Una parte dei manufatti recuperati dal relitto della fregata Santo António de Tanná (museo di Fort Jesus).

Nel febbraio 1678 la Corona portoghese ordinò al Capitano generale di Bassai,[N 1] Dom Antonio Sottomayor, di iniziare la costruzione di una fregata da 42 cannoni Santo António de Tanná presso il locale cantiere navale.[3] La nuova unità fu impostata nel corso dello stesso anno, e a causa di alcune difficoltà riscontrate nella costruzione venne varata nel dicembre 1680.[4] A quel tempo Dom Vasco Luis Coutinho era il nuovo capitano generale di Bassai e con lui vi era il capomastro Manuel da Costa, che è storicamente accreditato come costruttore finale della nave.[4] La fregata venne poi trasferita presso il cantiere navale di Goa, dove completò il suo allestimento con l'aggiunta delle opere superiori, degli alberi e delle manovre.[5]

Nel 1681 la fregata entrò in servizio nella flotta vicereale[6] composta da 11 navi grandi e molte altre più piccole. Poco si sa della sua carriera.[7][8] In un documento datato 22 gennaio 1689 trasportò dei cannoni di bronzo da Diu a Goa. Nel gennaio 1693 la fregata Santo António de Tanná salpò per un viaggio di andata e ritorno tra Goa e Lisbona,[9] soggiornando nel porto spagnolo di Vigo, dove sbarcò il suo carico, composto da 424 barili di salnitro, per diversi mesi.[10]

Tra la fine del 1694 e l'aprile 1696, la nave rimase a Lisbona, dove l'armamento venne modificato con l'installazione di altri 8 cannoni e l'apertura nello scafo dei relativi portelli8, e da lì salpò il 6 aprile per l'India portoghese, sotto il comando del capitano Henrique de Figueiredo de Alarcão, facendo scalo nell'Africa Orientale Portoghese e poi raggiunse Goa.[7] Dopo essere arrivato in India il capitano Henrique de Figueiredo de Alarcão si recò a Mombasa dopo aver trascorso sei mesi in Mozambico.[11]

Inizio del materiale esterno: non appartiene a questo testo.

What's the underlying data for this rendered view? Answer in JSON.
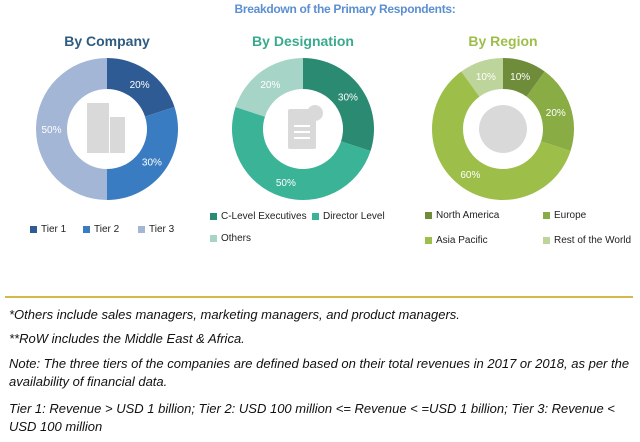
{
  "title": "Breakdown of the Primary Respondents:",
  "chart_data": [
    {
      "type": "pie",
      "donut": true,
      "title": "By Company",
      "title_color": "#2e5b80",
      "categories": [
        "Tier 1",
        "Tier 2",
        "Tier 3"
      ],
      "values": [
        20,
        30,
        50
      ],
      "labels": [
        "20%",
        "30%",
        "50%"
      ],
      "colors": [
        "#2e5b94",
        "#3a7cc2",
        "#a4b6d6"
      ],
      "center_icon": "building-icon",
      "legend": "bottom"
    },
    {
      "type": "pie",
      "donut": true,
      "title": "By Designation",
      "title_color": "#3aaa8e",
      "categories": [
        "C-Level Executives",
        "Director Level",
        "Others"
      ],
      "values": [
        30,
        50,
        20
      ],
      "labels": [
        "30%",
        "50%",
        "20%"
      ],
      "colors": [
        "#2a8a72",
        "#3ab397",
        "#a6d4c6"
      ],
      "center_icon": "document-icon",
      "legend": "bottom"
    },
    {
      "type": "pie",
      "donut": true,
      "title": "By Region",
      "title_color": "#9dbf4a",
      "categories": [
        "North America",
        "Europe",
        "Asia Pacific",
        "Rest of the World"
      ],
      "values": [
        10,
        20,
        60,
        10
      ],
      "labels": [
        "10%",
        "20%",
        "60%",
        "10%"
      ],
      "colors": [
        "#6e8c3a",
        "#8aac44",
        "#9dbf4a",
        "#bdd49a"
      ],
      "center_icon": "globe-icon",
      "legend": "bottom"
    }
  ],
  "notes": [
    "*Others include sales managers, marketing managers, and product managers.",
    "**RoW includes the Middle East & Africa.",
    "Note: The three tiers of the companies are defined based on their total revenues in 2017 or 2018, as per the availability of financial data.",
    "Tier 1: Revenue > USD 1 billion; Tier 2: USD 100 million <= Revenue < =USD 1 billion; Tier 3: Revenue < USD 100 million"
  ]
}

Nel novembre 1696 la Santo António de Tanná, al comando del capitano Domingos Pereira de Gusman salpò come nave ammiraglia della flotta, composta anche dalla fregata Nossa Senhora do Vale e da alcune navi minori.[5] Arrivata a Mombasa il giorno di Natale del 1696, venne subito iniziato lo sbarco delle truppe e dei rifornimenti diretti al forte che "stava per cadere".[12] Il 14 gennaio 1697 la nave perse alcune ancore e fu costretta ad andare avanti e indietro, mentre le rimanenti provviste furono trasportate al Forte São Jesus da piccole barche.[5]

Il 25 gennaio 1697 la Santo Antonio de Tanná ripartì per il Mozambico, e nello stesso anno, nel mese di aprile, la fregata perse il suo timone durante un uragano che aveva colpito la regione.[13] Il 28 agosto 1697 il generale Luís de Melo Sampaio, nominato governatore del Mozambico, ricevette la notizia da parte del Sceicco Daud di Faza che Forte São Jesus, la principale fortezza portoghese a difesa di Mombasa era stata attaccata dalle forze armate dell'Oman.[5]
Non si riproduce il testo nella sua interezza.